Samira Bellil (* 24. November 1972 in Algier, Algerien; † 4. September 2004 in Paris) war eine französische Feministin und Aktivistin für die Rechte von Mädchen und Frauen.

Bellil wurde in Frankreich mit der Veröffentlichung ihres autobiographischen Buches Dans l'enfer des tournantes („In der Hölle der Gruppenvergewaltigungen“) im Jahr 2002 bekannt. Das Buch behandelt die Gewalt, die sie und andere junge Frauen in den vorwiegend migrantisch und muslimisch geprägten Vororten von Paris erlitten, wo sie mehrfach als Teenager von Gruppen von muslimischen Männern vergewaltigt wurden, deren Anführer sie kannte, und danach von Freunden und Familien allein gelassen wurde. Ihr Buch ist ein Porträt der misslichen Lage von jungen Mädchen in den armen, abseits gelegenen Vororten von französischen Städten (banlieues).

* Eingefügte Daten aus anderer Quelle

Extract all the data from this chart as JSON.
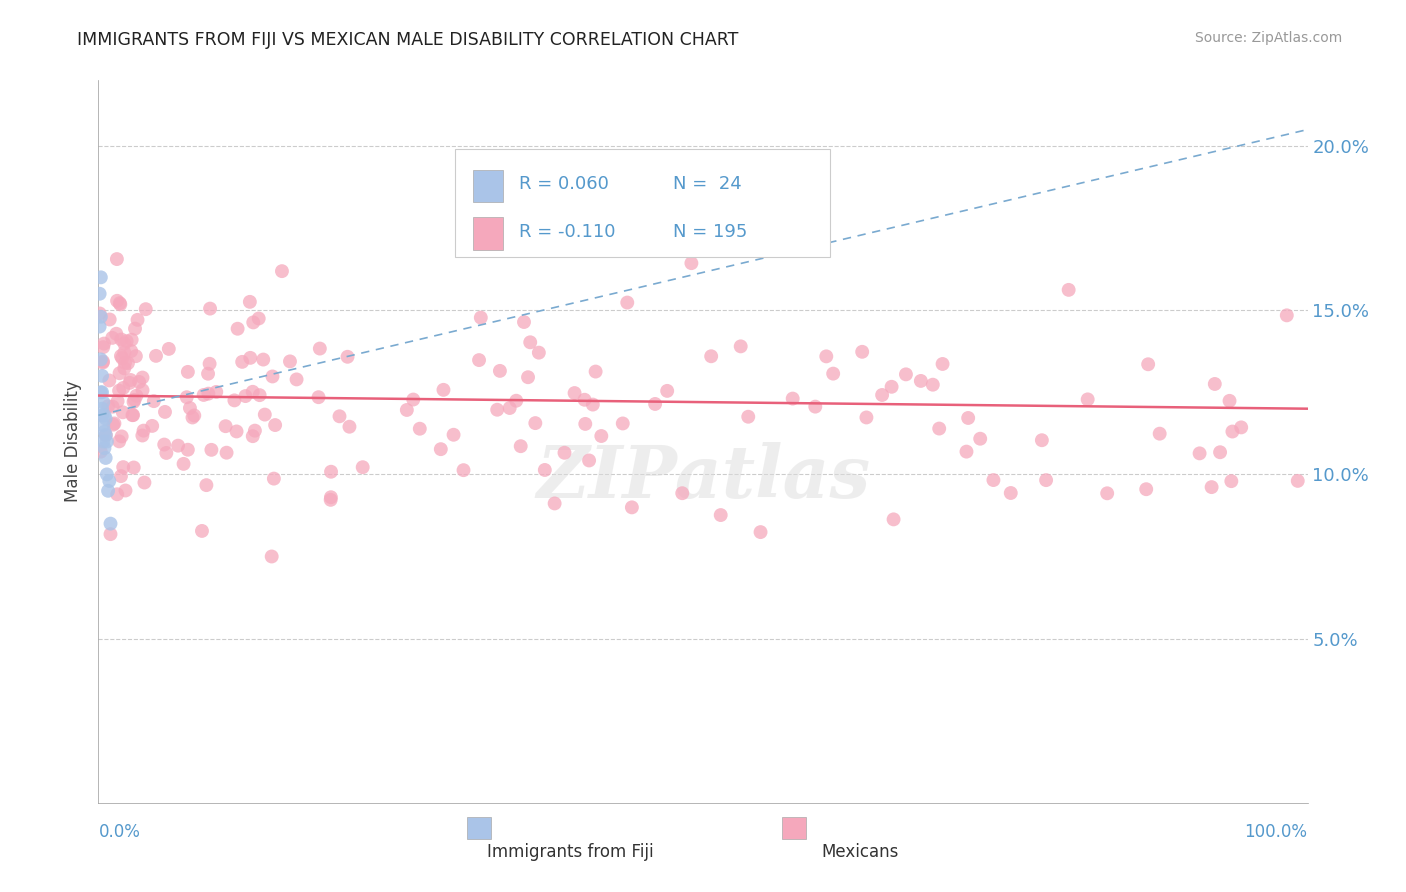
{
  "title": "IMMIGRANTS FROM FIJI VS MEXICAN MALE DISABILITY CORRELATION CHART",
  "source": "Source: ZipAtlas.com",
  "ylabel": "Male Disability",
  "ylim": [
    0.0,
    0.22
  ],
  "xlim": [
    0.0,
    1.0
  ],
  "yticks": [
    0.05,
    0.1,
    0.15,
    0.2
  ],
  "ytick_labels": [
    "5.0%",
    "10.0%",
    "15.0%",
    "20.0%"
  ],
  "legend_r1": "R = 0.060",
  "legend_n1": "N =  24",
  "legend_r2": "R = -0.110",
  "legend_n2": "N = 195",
  "color_fiji": "#aac4e8",
  "color_mexican": "#f5a8bc",
  "trend_fiji_color": "#7aaad0",
  "trend_mexican_color": "#e8607a",
  "background_color": "#ffffff",
  "watermark": "ZIPatlas",
  "fiji_trend_x": [
    0.0,
    1.0
  ],
  "fiji_trend_y": [
    0.118,
    0.205
  ],
  "mexican_trend_x": [
    0.0,
    1.0
  ],
  "mexican_trend_y": [
    0.124,
    0.12
  ]
}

Das Buch ist auf Deutsch unter dem Titel „Durch die Hölle der Gewalt“ (übersetzt von Gaby Wurster) erhältlich.[1]

Bellil wurde als Tochter algerischer Eltern in Algier geboren, ihre Familie wanderte nach Frankreich als sie noch ein Kind war und ließ sich im Pariser Vorort Val-d’Oise nieder. Ihr Vater musste nahezu umgehend eine Gefängnisstrafe absitzen und sie wurde 5 Jahre lang von einer Familie in Belgien aufgezogen, bevor sie zu ihrer Familie zurückgeschickt wurde.[2]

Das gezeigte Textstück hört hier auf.